First published in English in 1990, Malina has now been nobly re-translated by Philip Boehm and his introductory note is as clear an indication as any of the substantial challenge he faced in interpreting this rather mysterious work, whose flow is that of a river with many bends. Using contemporary American English, Boehm writes, “I have attempted to capture both the wordplay of the original as well as its unique rhythm.” That rhythm breaks and chops between first-person recollections, fragments of conversations, snippets of other languages including Hungarian and French, lines of musical score, recreations of dreams, letters, and bureaucratic interactions. Wisely, Boehm left many of the Viennese idioms untranslated, adding to the English edition’s sense of place.
Between Two Worlds
That place is what Bachmann called Ungargassenland, where the novel’s unnamed female narrator and her competing lovers, Ivan and the titular Malina, live. “Whoever sees the world from such a narrow point of view as the Third District is naturally inclined to extol the Ungargasse,” she writes. “There’s no doubt that Vienna has much prettier streets; however, they occur in other districts, and evoke the same response that overly beautiful women do: they are duly admired, but who would even consider approaching them?”

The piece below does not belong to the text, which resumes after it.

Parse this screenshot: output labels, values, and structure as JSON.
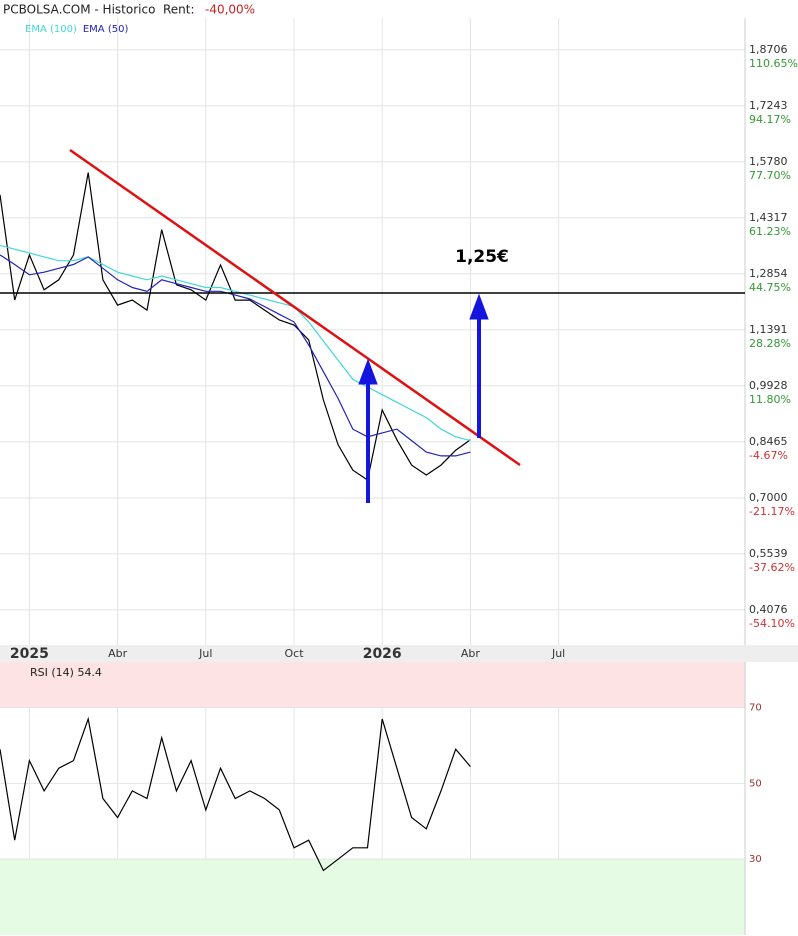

“Summary does Malina no favors,” observed Dustin Illingworth, writing for The Nation. But it is enough to say that the novel unfolds in three distinct parts. The first, the longest, handles The Woman (as she is called in the film version) and her competing relationships with the man she lives with, Malina, a museum employee and minor, forgettable intellectual, versus the man after whom she longs and obsesses, the Hungarian-born Ivan. “I am double,” the narrator says, at once Ivan’s and Malina’s. “Ivan and I: the world converging; Malina and I, since we are one: the world diverging.”
Malina is a novel that ever faces inward, turning in on itself, the narrator writing herself into existence. It is also one that shifts onto especially disturbing terrain in its second and third acts. If the novel’s initial episodes are anchored in Ungargassenland, the second part is detached from time and place, formed by the narrator’s unsettling memories of her violent father, the novel’s “third man.” We share her visceral dreams, drawing on the images and experiences of the Second World War: the electric barbed wire fence and the watchtower; the father’s shiny black boots and riding crop, rifle and execution pistol. “His costumes are worn in the deepest night, bloodstained and horrible.”
The third part is both the novel’s and the narrator’s denouncement. “I have lived in Ivan,” she says, “and die in Malina.” Under the weight of depression, trauma, and violence, as well as these larger forces of war and patriarchy, it is in its final pages that Malina finally collapses in on itself, the fragments breaking apart. Content dictates form.